The burden is on the mover for summary judgment to show that no genuine issue of material fact exists. To satisfy this burden, the mover must show that it is quite clear what the truth is and exclude any real doubt as to the existence of a material fact. However, the adverse party may not rest on the mere allegations or denials of his pleadings, but his response, by affidavits or as otherwise provided, must set forth specific facts showing that there is a genuine issue for trial. If he does not so respond, summary judgment, if appropriate, shall be entered against him. La.C.C.P. art. 966; Perkins v. K Mart Corporation, 94-2065, (La. *236 App. 1st Cir. 6/23/95), 657 So. 2d 725, writ denied, 95-2058 (La. 11/13/95), 662 So. 2d 477.

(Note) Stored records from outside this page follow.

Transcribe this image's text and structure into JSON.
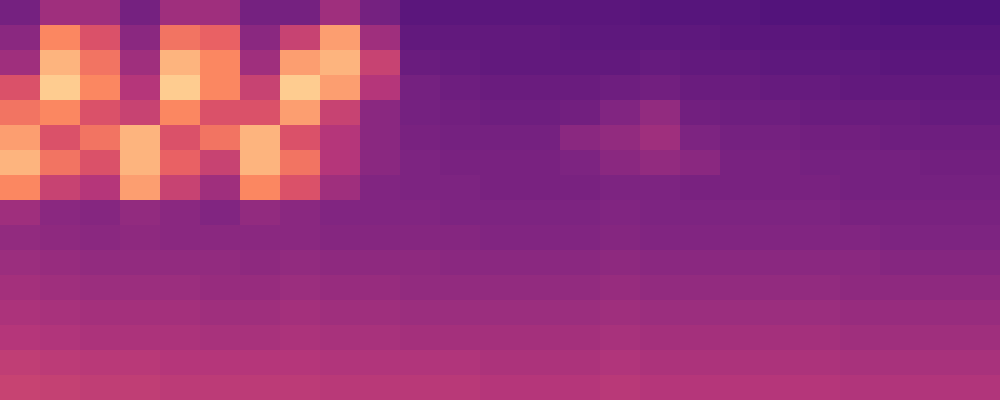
{
  "chart_data": {
    "type": "heatmap",
    "tick_labels": false,
    "zlim": [
      0,
      1
    ],
    "cells": [
      [
        0.35,
        0.45,
        0.45,
        0.35,
        0.45,
        0.45,
        0.35,
        0.35,
        0.45,
        0.35,
        0.28,
        0.28,
        0.28,
        0.28,
        0.28,
        0.28,
        0.27,
        0.27,
        0.27,
        0.26,
        0.26,
        0.26,
        0.25,
        0.25,
        0.25
      ],
      [
        0.4,
        0.75,
        0.6,
        0.4,
        0.7,
        0.65,
        0.4,
        0.55,
        0.8,
        0.45,
        0.3,
        0.3,
        0.3,
        0.3,
        0.29,
        0.29,
        0.29,
        0.29,
        0.28,
        0.28,
        0.28,
        0.27,
        0.27,
        0.27,
        0.27
      ],
      [
        0.45,
        0.85,
        0.7,
        0.45,
        0.85,
        0.75,
        0.45,
        0.8,
        0.85,
        0.55,
        0.32,
        0.31,
        0.3,
        0.3,
        0.3,
        0.3,
        0.31,
        0.3,
        0.3,
        0.29,
        0.29,
        0.29,
        0.28,
        0.28,
        0.28
      ],
      [
        0.6,
        0.9,
        0.75,
        0.5,
        0.9,
        0.75,
        0.55,
        0.9,
        0.8,
        0.5,
        0.35,
        0.33,
        0.32,
        0.32,
        0.32,
        0.33,
        0.34,
        0.32,
        0.32,
        0.31,
        0.31,
        0.3,
        0.3,
        0.3,
        0.3
      ],
      [
        0.7,
        0.75,
        0.6,
        0.55,
        0.75,
        0.6,
        0.6,
        0.8,
        0.55,
        0.4,
        0.35,
        0.34,
        0.33,
        0.33,
        0.34,
        0.38,
        0.42,
        0.34,
        0.33,
        0.33,
        0.32,
        0.32,
        0.32,
        0.31,
        0.31
      ],
      [
        0.8,
        0.6,
        0.7,
        0.85,
        0.6,
        0.7,
        0.85,
        0.6,
        0.5,
        0.4,
        0.36,
        0.35,
        0.35,
        0.35,
        0.4,
        0.42,
        0.45,
        0.37,
        0.35,
        0.35,
        0.34,
        0.34,
        0.33,
        0.33,
        0.33
      ],
      [
        0.85,
        0.7,
        0.6,
        0.85,
        0.65,
        0.55,
        0.85,
        0.7,
        0.5,
        0.4,
        0.37,
        0.36,
        0.36,
        0.36,
        0.37,
        0.4,
        0.42,
        0.4,
        0.36,
        0.36,
        0.35,
        0.35,
        0.35,
        0.34,
        0.34
      ],
      [
        0.75,
        0.55,
        0.5,
        0.8,
        0.55,
        0.45,
        0.75,
        0.6,
        0.45,
        0.38,
        0.37,
        0.37,
        0.36,
        0.36,
        0.36,
        0.37,
        0.37,
        0.36,
        0.36,
        0.36,
        0.36,
        0.35,
        0.35,
        0.35,
        0.35
      ],
      [
        0.45,
        0.4,
        0.39,
        0.42,
        0.4,
        0.38,
        0.42,
        0.4,
        0.38,
        0.38,
        0.38,
        0.37,
        0.37,
        0.37,
        0.37,
        0.38,
        0.37,
        0.37,
        0.37,
        0.37,
        0.37,
        0.36,
        0.36,
        0.36,
        0.36
      ],
      [
        0.42,
        0.41,
        0.4,
        0.41,
        0.4,
        0.4,
        0.4,
        0.4,
        0.39,
        0.39,
        0.39,
        0.39,
        0.38,
        0.38,
        0.38,
        0.39,
        0.38,
        0.38,
        0.38,
        0.38,
        0.38,
        0.38,
        0.37,
        0.37,
        0.37
      ],
      [
        0.44,
        0.43,
        0.42,
        0.42,
        0.42,
        0.42,
        0.41,
        0.42,
        0.41,
        0.41,
        0.41,
        0.4,
        0.4,
        0.4,
        0.4,
        0.41,
        0.4,
        0.4,
        0.4,
        0.4,
        0.4,
        0.4,
        0.39,
        0.39,
        0.39
      ],
      [
        0.46,
        0.45,
        0.44,
        0.44,
        0.44,
        0.43,
        0.43,
        0.44,
        0.43,
        0.43,
        0.42,
        0.42,
        0.42,
        0.42,
        0.42,
        0.43,
        0.42,
        0.42,
        0.42,
        0.42,
        0.42,
        0.41,
        0.41,
        0.41,
        0.41
      ],
      [
        0.48,
        0.47,
        0.46,
        0.46,
        0.46,
        0.45,
        0.45,
        0.46,
        0.45,
        0.45,
        0.44,
        0.44,
        0.44,
        0.44,
        0.44,
        0.45,
        0.44,
        0.44,
        0.44,
        0.44,
        0.44,
        0.43,
        0.43,
        0.43,
        0.43
      ],
      [
        0.5,
        0.49,
        0.48,
        0.48,
        0.48,
        0.47,
        0.47,
        0.48,
        0.47,
        0.47,
        0.46,
        0.46,
        0.46,
        0.46,
        0.46,
        0.47,
        0.46,
        0.46,
        0.46,
        0.46,
        0.46,
        0.45,
        0.45,
        0.45,
        0.45
      ],
      [
        0.53,
        0.52,
        0.51,
        0.51,
        0.5,
        0.5,
        0.5,
        0.5,
        0.49,
        0.49,
        0.49,
        0.49,
        0.48,
        0.48,
        0.48,
        0.49,
        0.48,
        0.48,
        0.48,
        0.48,
        0.48,
        0.47,
        0.47,
        0.47,
        0.47
      ],
      [
        0.55,
        0.54,
        0.53,
        0.53,
        0.52,
        0.52,
        0.52,
        0.52,
        0.51,
        0.51,
        0.51,
        0.51,
        0.5,
        0.5,
        0.5,
        0.51,
        0.5,
        0.5,
        0.5,
        0.5,
        0.5,
        0.49,
        0.49,
        0.49,
        0.49
      ]
    ]
  }
}
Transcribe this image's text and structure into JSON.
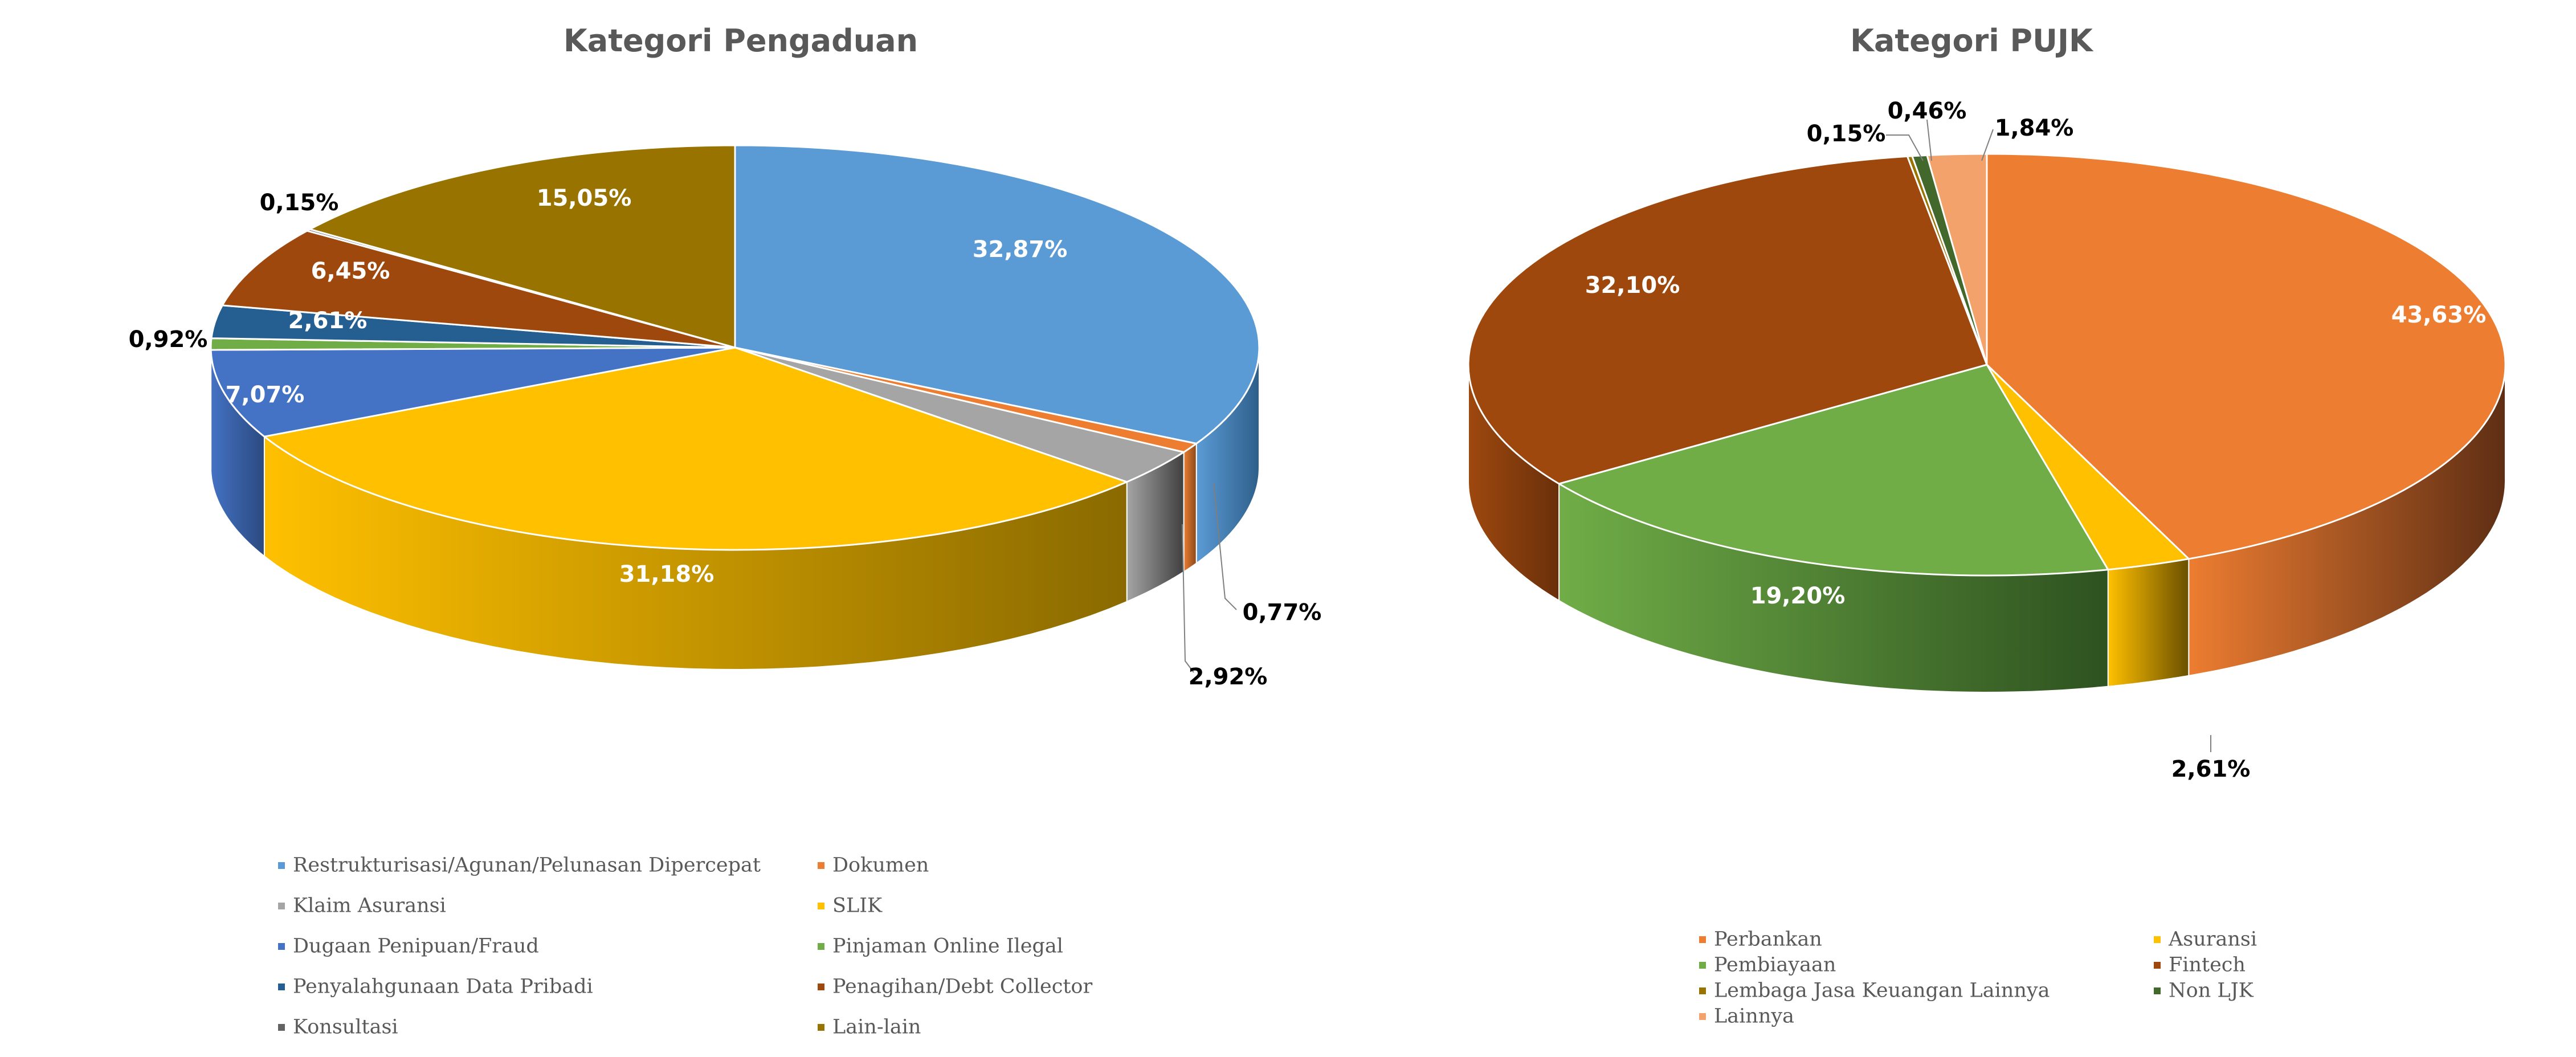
{
  "chart_data": [
    {
      "type": "pie",
      "title": "Kategori Pengaduan",
      "unit": "%",
      "legend_position": "bottom",
      "slices": [
        {
          "name": "Restrukturisasi/Agunan/Pelunasan Dipercepat",
          "value": 32.87,
          "label": "32,87%",
          "color": "#5B9BD5",
          "side_color": "#2E5F8A"
        },
        {
          "name": "Dokumen",
          "value": 0.77,
          "label": "0,77%",
          "color": "#ED7D31",
          "side_color": "#8A4A1A"
        },
        {
          "name": "Klaim Asuransi",
          "value": 2.92,
          "label": "2,92%",
          "color": "#A5A5A5",
          "side_color": "#404040"
        },
        {
          "name": "SLIK",
          "value": 31.18,
          "label": "31,18%",
          "color": "#FFC000",
          "side_color": "#8A6A00"
        },
        {
          "name": "Dugaan Penipuan/Fraud",
          "value": 7.07,
          "label": "7,07%",
          "color": "#4472C4",
          "side_color": "#2B4A80"
        },
        {
          "name": "Pinjaman Online Ilegal",
          "value": 0.92,
          "label": "0,92%",
          "color": "#70AD47",
          "side_color": "#3F6A26"
        },
        {
          "name": "Penyalahgunaan Data Pribadi",
          "value": 2.61,
          "label": "2,61%",
          "color": "#255E91",
          "side_color": "#163A5A"
        },
        {
          "name": "Penagihan/Debt Collector",
          "value": 6.45,
          "label": "6,45%",
          "color": "#9E480E",
          "side_color": "#5E2A08"
        },
        {
          "name": "Konsultasi",
          "value": 0.15,
          "label": "0,15%",
          "color": "#636363",
          "side_color": "#3A3A3A"
        },
        {
          "name": "Lain-lain",
          "value": 15.05,
          "label": "15,05%",
          "color": "#997300",
          "side_color": "#5C4500"
        }
      ]
    },
    {
      "type": "pie",
      "title": "Kategori PUJK",
      "unit": "%",
      "legend_position": "bottom",
      "slices": [
        {
          "name": "Perbankan",
          "value": 43.63,
          "label": "43,63%",
          "color": "#ED7D31",
          "side_color": "#5E2E14"
        },
        {
          "name": "Asuransi",
          "value": 2.61,
          "label": "2,61%",
          "color": "#FFC000",
          "side_color": "#6A5000"
        },
        {
          "name": "Pembiayaan",
          "value": 19.2,
          "label": "19,20%",
          "color": "#70AD47",
          "side_color": "#2E5220"
        },
        {
          "name": "Fintech",
          "value": 32.1,
          "label": "32,10%",
          "color": "#9E480E",
          "side_color": "#6A300A"
        },
        {
          "name": "Lembaga Jasa Keuangan Lainnya",
          "value": 0.15,
          "label": "0,15%",
          "color": "#997300",
          "side_color": "#5C4500"
        },
        {
          "name": "Non LJK",
          "value": 0.46,
          "label": "0,46%",
          "color": "#43682B",
          "side_color": "#2A4218"
        },
        {
          "name": "Lainnya",
          "value": 1.84,
          "label": "1,84%",
          "color": "#F4A26B",
          "side_color": "#9A5A30"
        }
      ]
    }
  ]
}
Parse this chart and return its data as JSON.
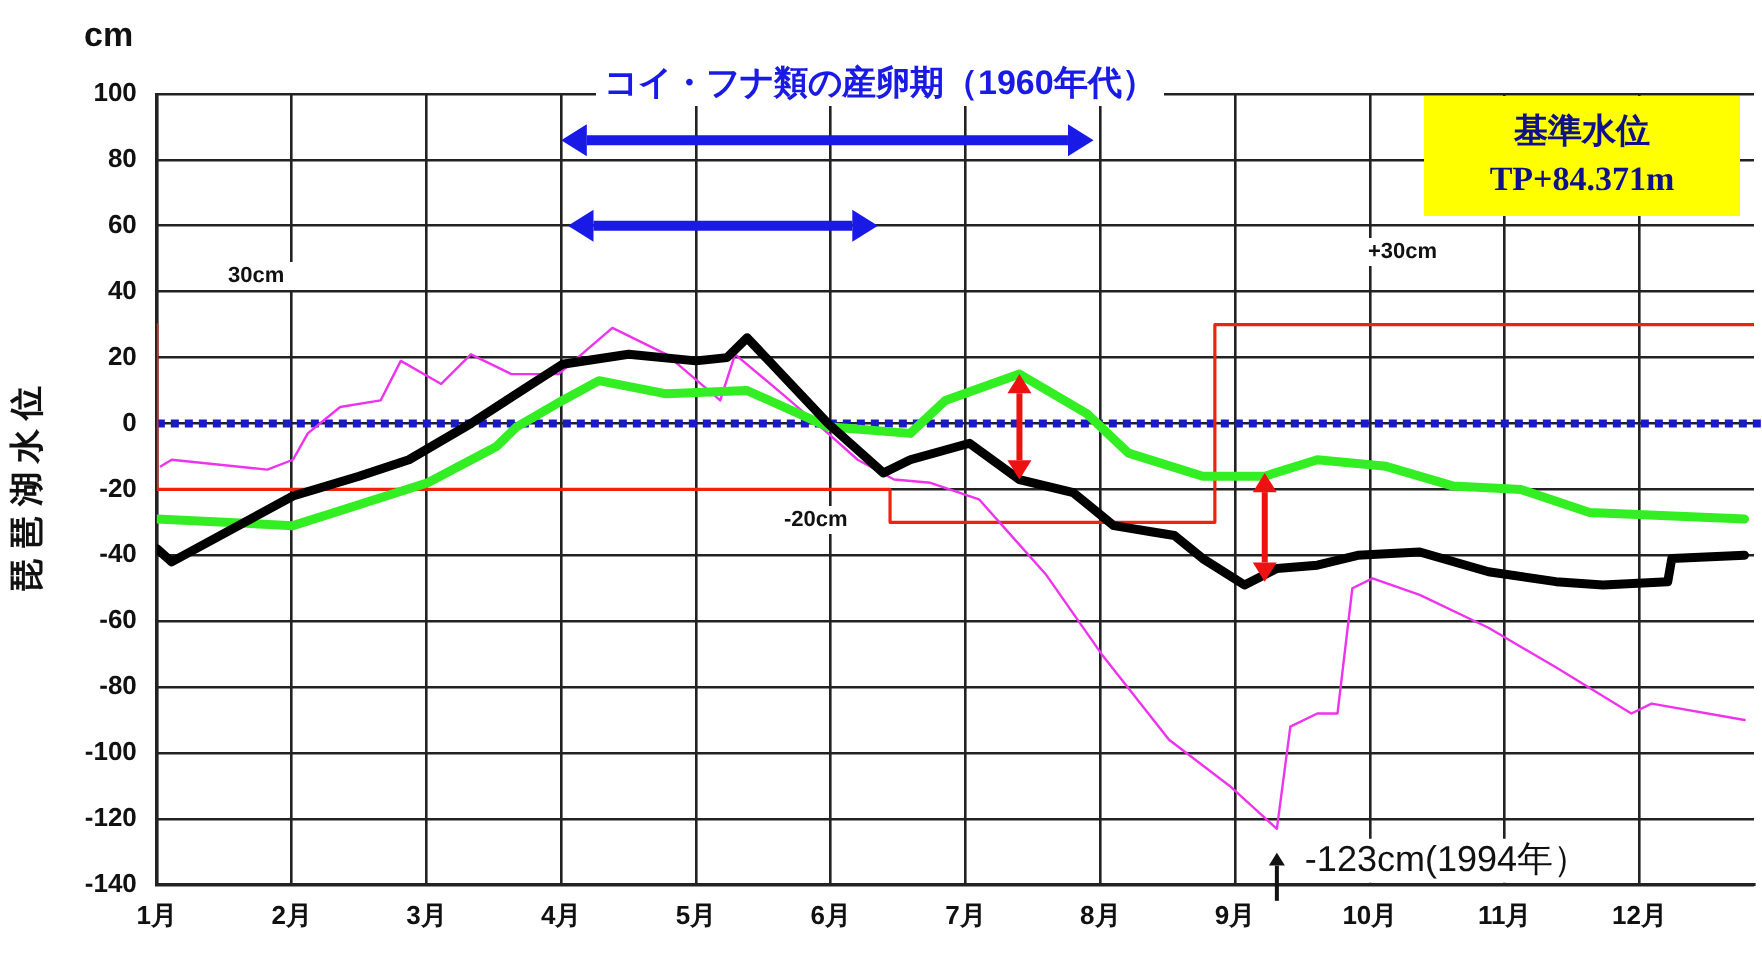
{
  "chart_data": {
    "type": "line",
    "ylabel": "琵 琶 湖 水 位",
    "xlim": [
      1,
      12.85
    ],
    "xticks": [
      {
        "value": 1,
        "label": "1月"
      },
      {
        "value": 2,
        "label": "2月"
      },
      {
        "value": 3,
        "label": "3月"
      },
      {
        "value": 4,
        "label": "4月"
      },
      {
        "value": 5,
        "label": "5月"
      },
      {
        "value": 6,
        "label": "6月"
      },
      {
        "value": 7,
        "label": "7月"
      },
      {
        "value": 8,
        "label": "8月"
      },
      {
        "value": 9,
        "label": "9月"
      },
      {
        "value": 10,
        "label": "10月"
      },
      {
        "value": 11,
        "label": "11月"
      },
      {
        "value": 12,
        "label": "12月"
      }
    ],
    "ylim": [
      -140,
      100
    ],
    "yticks": [
      -140,
      -120,
      -100,
      -80,
      -60,
      -40,
      -20,
      0,
      20,
      40,
      60,
      80,
      100
    ],
    "grid": true,
    "marker": "none",
    "line_style": "solid",
    "series": [
      {
        "color": "#000000",
        "x": [
          1,
          1.11,
          2.01,
          2.5,
          2.87,
          3.33,
          4.01,
          4.5,
          5,
          5.23,
          5.38,
          5.98,
          6.39,
          6.59,
          7.03,
          7.4,
          7.8,
          8.1,
          8.4,
          8.55,
          8.76,
          9.07,
          9.31,
          9.61,
          9.91,
          10.37,
          10.88,
          11.38,
          11.73,
          12.21,
          12.24,
          12.78
        ],
        "values": [
          -38,
          -42,
          -22,
          -16,
          -11,
          0,
          18,
          21,
          19,
          20,
          26,
          0,
          -15,
          -11,
          -6,
          -17,
          -21,
          -31,
          -33,
          -34,
          -41,
          -49,
          -44,
          -43,
          -40,
          -39,
          -45,
          -48,
          -49,
          -48,
          -41,
          -40
        ]
      },
      {
        "color": "#33ee22",
        "x": [
          1,
          2.01,
          3.01,
          3.52,
          3.67,
          4.01,
          4.28,
          4.78,
          5.38,
          5.98,
          6.59,
          6.85,
          7.4,
          7.9,
          8.21,
          8.76,
          9.22,
          9.61,
          10.12,
          10.62,
          11.12,
          11.63,
          12.78
        ],
        "values": [
          -29,
          -31,
          -18,
          -7,
          -1,
          7,
          13,
          9,
          10,
          -1,
          -3,
          7,
          15,
          3,
          -9,
          -16,
          -16,
          -11,
          -13,
          -19,
          -20,
          -27,
          -29
        ]
      },
      {
        "color": "#ee33ee",
        "x": [
          1.03,
          1.11,
          1.82,
          2.01,
          2.12,
          2.36,
          2.66,
          2.81,
          3.11,
          3.33,
          3.63,
          3.98,
          4.38,
          4.78,
          5.18,
          5.29,
          5.64,
          5.98,
          6.2,
          6.47,
          6.74,
          7.1,
          7.6,
          8.01,
          8.51,
          8.96,
          9.31,
          9.41,
          9.61,
          9.76,
          9.87,
          10.02,
          10.37,
          10.88,
          11.38,
          11.94,
          12.09,
          12.78
        ],
        "values": [
          -13,
          -11,
          -14,
          -11,
          -3,
          5,
          7,
          19,
          12,
          21,
          15,
          15,
          29,
          21,
          7,
          21,
          9,
          -3,
          -11,
          -17,
          -18,
          -23,
          -46,
          -70,
          -96,
          -110,
          -123,
          -92,
          -88,
          -88,
          -50,
          -47,
          -52,
          -62,
          -74,
          -88,
          -85,
          -90
        ]
      },
      {
        "type": "step",
        "color": "#ee2211",
        "x": [
          1,
          6.44,
          8.85,
          10.37,
          12.85
        ],
        "values": [
          30,
          -20,
          -30,
          30,
          30
        ]
      }
    ],
    "ref_lines": [
      {
        "axis": "y",
        "value": 0,
        "color": "#1a1acc",
        "line_style": "dotted"
      }
    ],
    "annotations": [
      "コイ・フナ類の産卵期（1960年代）",
      "基準水位 TP+84.371m",
      "cm",
      "30cm",
      "-20cm",
      "+30cm",
      {
        "text": "-123cm(1994年）",
        "x": 9.31,
        "y": -123
      }
    ]
  }
}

The evidence submitted by defendant in support of the summary judgment consisted of the affidavits of Liang Tse Hsu and Chia Wei Hsu, father-son owners (through Infinity International, Inc.) of Fabric Care Center. These affidavits establish that neither man had any personal knowledge of any previous criminal activity either at their place of business or in the general neighboring area.

Duty

In Louisiana law, the duty-risk analysis has been employed to resolve the issue of a business establishment's liability to a patron for criminal assault by a third party. The first prong of this analysis is whether there was a duty on the part of the defendant to protect against the risk involved. Duty is a question of law. Generally, there is no duty to protect others from the criminal activities of third persons. Harris v. Pizza Hut of Louisiana, Inc., 455 So. 2d 1364, 1371 (La.1984). Nevertheless, any business which invites the company of the public must take "reasonably necessary acts to guard against the predictable risk of assaults." Harris, 455 So.2d at 1369, citing Banks v. Hyatt Corporation, 722 F.2d 214, 227 (5th Cir. 1984). More specifically, a business which has particular knowledge of the impending occurrence of a criminal act has a duty to protect. Furthermore, a duty arises when there is, or should have been, an awareness of a pattern of conduct which made the particular injury-causing criminal conduct foreseeable. Prior criminal activity, therefore, may be considered in determining foreseeability. Jacobs v. Parsons, Inc., 572 So. 2d 360, 362 (La.App. 1st Cir.1990). The duty of a business owner to take reasonable care for the safety of its patrons does not extend to unforeseeable or unanticipated criminal acts of independent third parties. Therefore, liability can be imposed only when the proprietor knows, or should know of the potential danger caused by criminal activity. See Sutter v. Audubon Park Commission, 533 So. 2d 1226, 1231 (La.App. 4th Cir.1988), writ denied, 538 So. 2d 597 (La.1989).

Based on the affidavits submitted by defendant in support of its motion for summary judgment, the criminal act committed on Ms. Toney in front of the Fabric Care Center was a random, unforeseeable, unanticipated act of an independent third party. Both Mr. Hsu and his son attested to the fact that neither of them had any knowledge whatsoever of the third party assailant's intent to shoot Ms. Toney. The plaintiff has not presented any evidence to contradict this testimony, or to establish that either man should have known of the potential danger. Under these facts and circumstances, we find no genuine issue of material fact remaining; defendant's duty to take reasonable care for the safety of its patrons did not extend to this unforeseeable criminal act. Perkins, 657 So.2d at 730. Accordingly, summary judgment was proper; that judgment is affirmed. Costs of this appeal are assessed to the plaintiff.

AFFIRMED.

NOTES

[1] Judge Thomas W. Tanner, retired, is serving as judge pro tempore by special appointment of the Louisiana Supreme Court.